Deterministic Schema Migration or "Smart Sync" is a performance optimization in Framework M that eliminates redundant database reflection and schema detection when no structural changes have occurred in your DocType definitions.

The Problem: The Reflection Bottleneck

In a traditional declarative migration system, every time you run a synchronization command (like m migrate sync), the framework must:

  1. Reflect: Query the database to understand the current physical schema (tables, columns, indexes).
  2. Map: Generate a virtual representation of your current Python DocTypes.
  3. Detect: Compare the two models to identify differences.

For large applications or multi-tenant clusters with hundreds of schemas, the Reflection phase becomes a significant bottleneck, often taking seconds per database even when no changes are needed.

The Solution: Two-Layer Synchronization

Framework M implements a "Smart Sync" strategy that adds a fast-path validation layer before the expensive reflection phase.

Layer 1: Structural Checksum (Fast Path)

Every DocType's database representation (SQLAlchemy Table) is converted into a deterministic dictionary containing all DDL-relevant metadata:

  • Column names, types, and nullability.
  • Unique constraints and primary keys.
  • Indexes and their included fields.

This dictionary is hashed using SHA-256 to create a Schema Signature. This signature is then compared against the last known signature stored in a local system table called __schema_versions__.

  • Match: If the signatures match, the system assumes the schema is in sync and skips all reflection and detection.
  • Mismatch: If the signatures differ (or the signature is missing), the system proceeds to Layer 2.

Bypassing Layer 1 (Force Reflection)

Users can manually bypass the checksum fast-path by using the --force flag in the CLI. This is useful for:

  • Troubleshooting suspected state mismatches between the __schema_versions__ table and the physical database.
  • Forcing a complete schema validation and reflection pass.

Layer 2: Full Reflection (Deep Sync)

If Layer 1 detects a change, the framework falls back to the traditional method:

  1. Reflect the physical database.
  2. Perform a deep, field-by-field comparison.
  3. Generate and apply only the specific DDL changes required to reach the target state.

The __schema_versions__ Table

This is a framework-managed system table that tracks the state of your migrations. It contains two primary columns:

  • doctype_name: The unique identifier for the DocType.
  • checksum: The SHA-256 signature of the last successfully synced schema.

[!NOTE] This table is automatically initialized during the first run of m migrate sync. It is ignored by the migration engine's "drop detection" logic, ensuring it is never accidentally deleted.

The "Self-Healing" Handshake

While Smart Sync focuses on declarative state, it is designed to work in tandem with the Imperative Track (Alembic). When an Alembic patch modifies the database schema (e.g., a column rename), the next run of m migrate sync will detect a hash mismatch and trigger a reflection pass.

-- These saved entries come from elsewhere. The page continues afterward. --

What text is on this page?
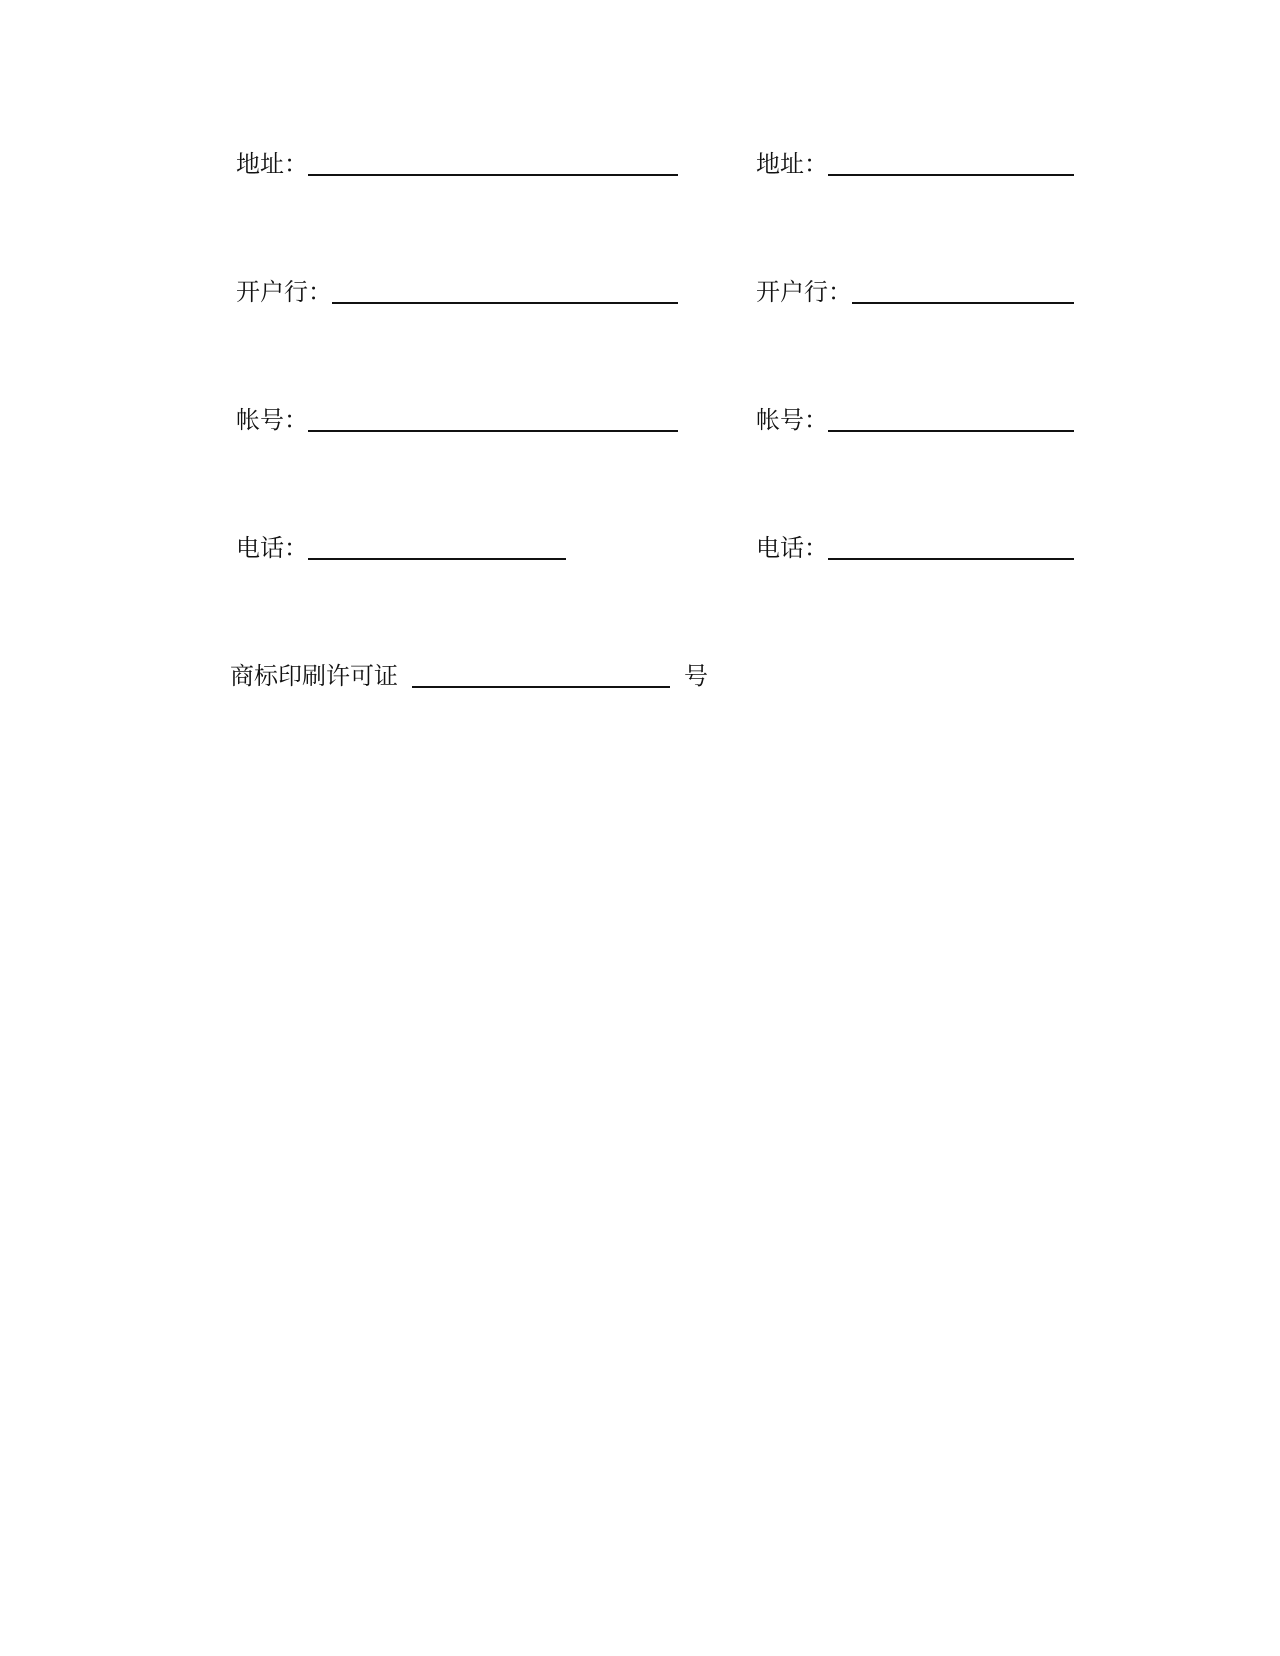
地址：
开户行：
帐号：
电话：
地址：
开户行：
帐号：
电话：
商标印刷许可证	号
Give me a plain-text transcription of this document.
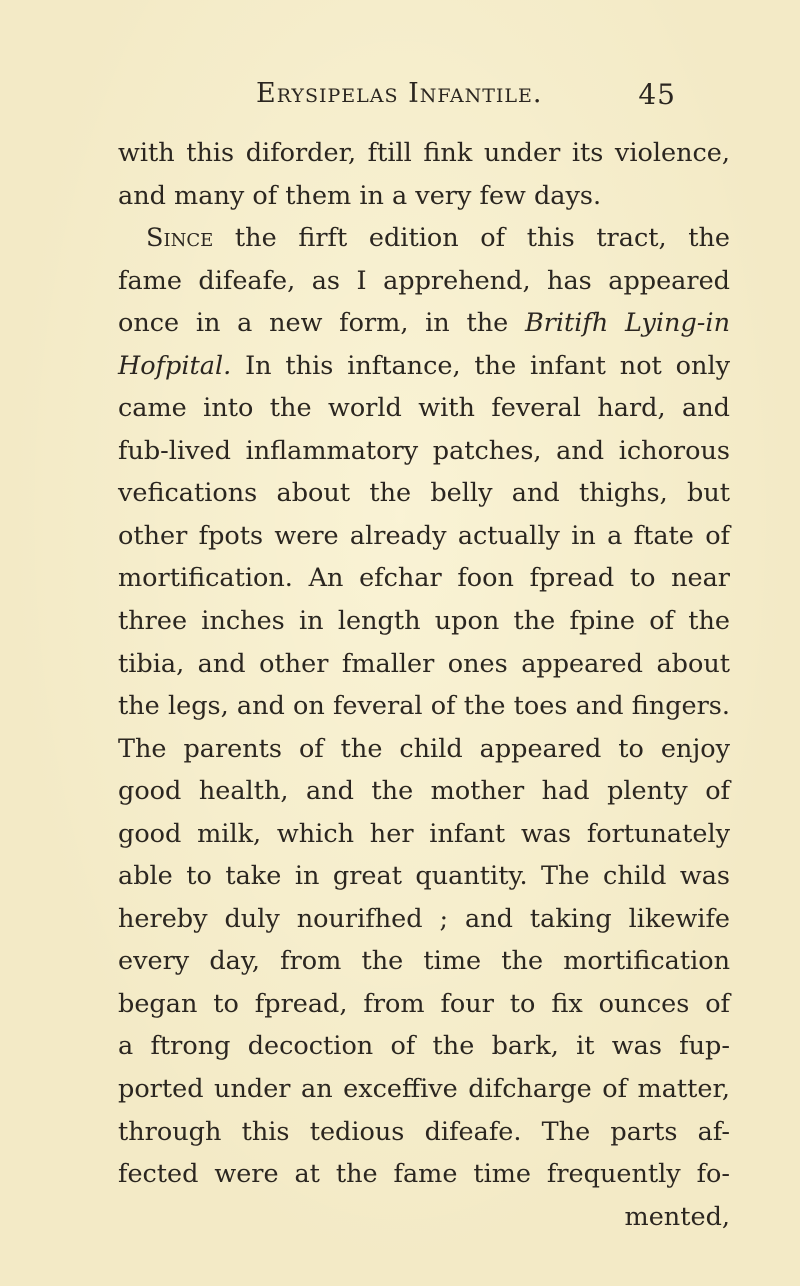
Erysipelas Infantile.	45
with this diforder, ftill fink under its violence,
and many of them in a very few days.
Since the firft edition of this tract, the
fame difeafe, as I apprehend, has appeared
once in a new form, in the Britifh Lying-in
Hofpital. In this inftance, the infant not only
came into the world with feveral hard, and
fub-lived inflammatory patches, and ichorous
vefications about the belly and thighs, but
other fpots were already actually in a ftate of
mortification. An efchar foon fpread to near
three inches in length upon the fpine of the
tibia, and other fmaller ones appeared about
the legs, and on feveral of the toes and fingers.
The parents of the child appeared to enjoy
good health, and the mother had plenty of
good milk, which her infant was fortunately
able to take in great quantity. The child was
hereby duly nourifhed ; and taking likewife
every day, from the time the mortification
began to fpread, from four to fix ounces of
a ftrong decoction of the bark, it was fup-
ported under an exceffive difcharge of matter,
through this tedious difeafe. The parts af-
fected were at the fame time frequently fo-
mented,
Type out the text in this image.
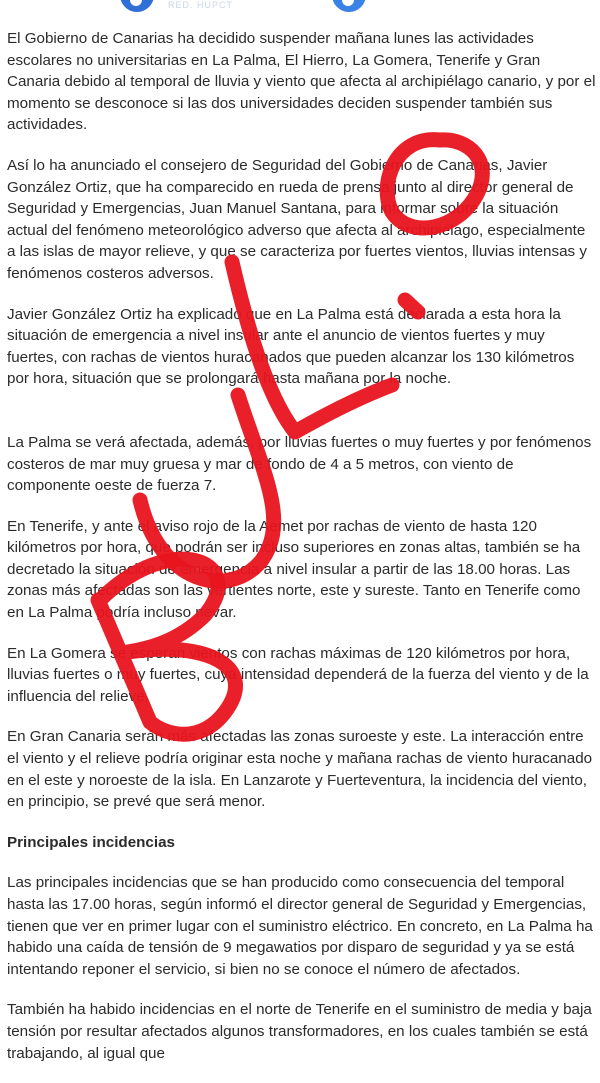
RED. HUPCT

El Gobierno de Canarias ha decidido suspender mañana lunes las actividades escolares no universitarias en La Palma, El Hierro, La Gomera, Tenerife y Gran Canaria debido al temporal de lluvia y viento que afecta al archipiélago canario, y por el momento se desconoce si las dos universidades deciden suspender también sus actividades.

Así lo ha anunciado el consejero de Seguridad del Gobierno de Canarias, Javier González Ortiz, que ha comparecido en rueda de prensa junto al director general de Seguridad y Emergencias, Juan Manuel Santana, para informar sobre la situación actual del fenómeno meteorológico adverso que afecta al archipiélago, especialmente a las islas de mayor relieve, y que se caracteriza por fuertes vientos, lluvias intensas y fenómenos costeros adversos.

Javier González Ortiz ha explicado que en La Palma está declarada a esta hora la situación de emergencia a nivel insular ante el anuncio de vientos fuertes y muy fuertes, con rachas de vientos huracanados que pueden alcanzar los 130 kilómetros por hora, situación que se prolongará hasta mañana por la noche.

La Palma se verá afectada, además, por lluvias fuertes o muy fuertes y por fenómenos costeros de mar muy gruesa y mar de fondo de 4 a 5 metros, con viento de componente oeste de fuerza 7.

En Tenerife, y ante el aviso rojo de la Aemet por rachas de viento de hasta 120 kilómetros por hora, que podrán ser incluso superiores en zonas altas, también se ha decretado la situación de emergencia a nivel insular a partir de las 18.00 horas. Las zonas más afectadas son las vertientes norte, este y sureste. Tanto en Tenerife como en La Palma podría incluso nevar.

En La Gomera se esperan vientos con rachas máximas de 120 kilómetros por hora, lluvias fuertes o muy fuertes, cuya intensidad dependerá de la fuerza del viento y de la influencia del relieve.

En Gran Canaria serán más afectadas las zonas suroeste y este. La interacción entre el viento y el relieve podría originar esta noche y mañana rachas de viento huracanado en el este y noroeste de la isla. En Lanzarote y Fuerteventura, la incidencia del viento, en principio, se prevé que será menor.

Principales incidencias

Las principales incidencias que se han producido como consecuencia del temporal hasta las 17.00 horas, según informó el director general de Seguridad y Emergencias, tienen que ver en primer lugar con el suministro eléctrico. En concreto, en La Palma ha habido una caída de tensión de 9 megawatios por disparo de seguridad y ya se está intentando reponer el servicio, si bien no se conoce el número de afectados.

También ha habido incidencias en el norte de Tenerife en el suministro de media y baja tensión por resultar afectados algunos transformadores, en los cuales también se está trabajando, al igual que
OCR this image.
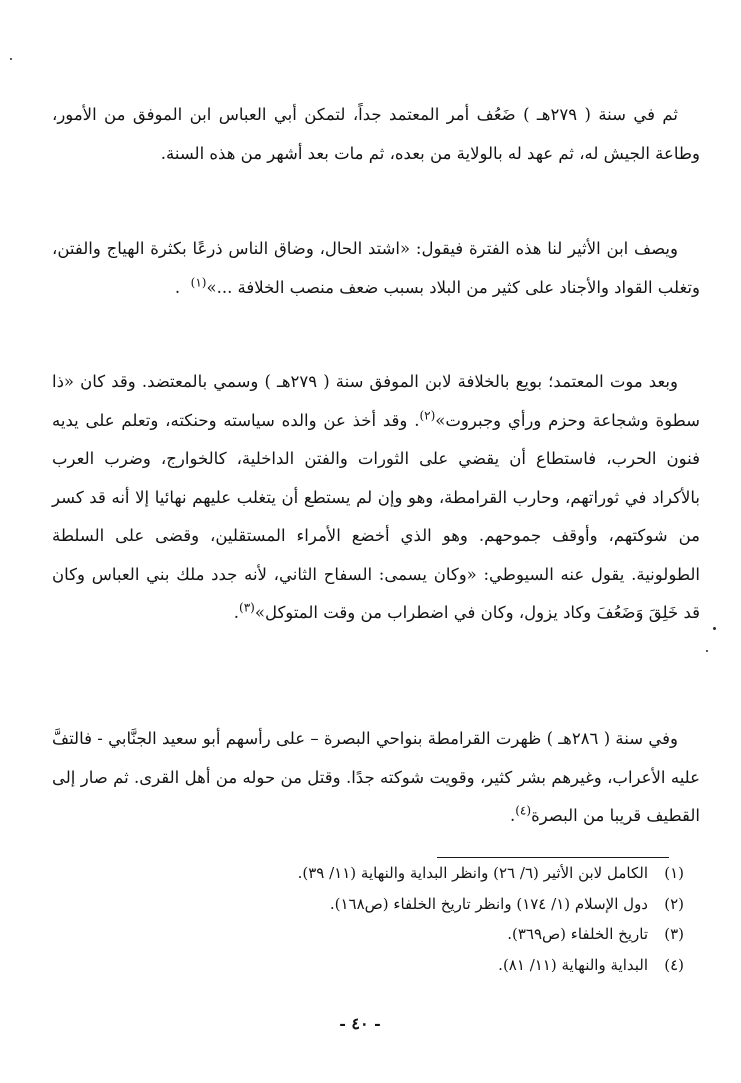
ثم في سنة ( ٢٧٩هـ ) ضَعُف أمر المعتمد جداً، لتمكن أبي العباس ابن الموفق من الأمور، وطاعة الجيش له، ثم عهد له بالولاية من بعده، ثم مات بعد أشهر من هذه السنة.

ويصف ابن الأثير لنا هذه الفترة فيقول: «اشتد الحال، وضاق الناس ذرعًا بكثرة الهياج والفتن، وتغلب القواد والأجناد على كثير من البلاد بسبب ضعف منصب الخلافة ...»$^{(١)}$  .

وبعد موت المعتمد؛ بويع بالخلافة لابن الموفق سنة ( ٢٧٩هـ ) وسمي بالمعتضد. وقد كان «ذا سطوة وشجاعة وحزم ورأي وجبروت»$^{(٢)}$. وقد أخذ عن والده سياسته وحنكته، وتعلم على يديه فنون الحرب، فاستطاع أن يقضي على الثورات والفتن الداخلية، كالخوارج، وضرب العرب بالأكراد في ثوراتهم، وحارب القرامطة، وهو وإن لم يستطع أن يتغلب عليهم نهائيا إلا أنه قد كسر من شوكتهم، وأوقف جموحهم. وهو الذي أخضع الأمراء المستقلين، وقضى على السلطة الطولونية. يقول عنه السيوطي: «وكان يسمى: السفاح الثاني، لأنه جدد ملك بني العباس وكان قد خَلِقَ وَضَعُفَ وكاد يزول، وكان في اضطراب من وقت المتوكل»$^{(٣)}$.

وفي سنة ( ٢٨٦هـ ) ظهرت القرامطة بنواحي البصرة – على رأسهم أبو سعيد الجنَّابي - فالتفَّ عليه الأعراب، وغيرهم بشر كثير، وقويت شوكته جدًا. وقتل من حوله من أهل القرى. ثم صار إلى القطيف قريبا من البصرة$^{(٤)}$.

(١)الكامل لابن الأثير (٦/ ٢٦) وانظر البداية والنهاية (١١/ ٣٩).
(٢)دول الإسلام (١/ ١٧٤) وانظر تاريخ الخلفاء (ص١٦٨).
(٣)تاريخ الخلفاء (ص٣٦٩).
(٤)البداية والنهاية (١١/ ٨١).
- ٤٠ -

If the database already matches the new DocType state (because of the patch), the sync engine will simply update the stored signature in __schema_versions__ and exit. This ensures that versioned patches and declarative sync remain perfectly synchronized.

For a deeper dive into how these two systems interact, see the Dual-Track Migration Philosophy.

Multi-Tenancy and Isolation

In multi-tenant environments using separate schemas or databases, the __schema_versions__ table is maintained per-tenant. This ensures that:

  • Different tenants can safely exist at different schema versions.
  • Synchronization remains isolated and deterministic across the entire cluster.
  • Performance gains scale linearly with the number of tenants, as "clean" tenants bypass the reflection bottleneck.

Fail-Safe Design

The Smart Sync logic is designed to be non-intrusive. If the __schema_versions__ table is unavailable (e.g., due to database permissions or during unit tests using mock engines), the system gracefully falls back to Layer 2 (Deep Sync). This ensures that migration reliability is never sacrificed for performance.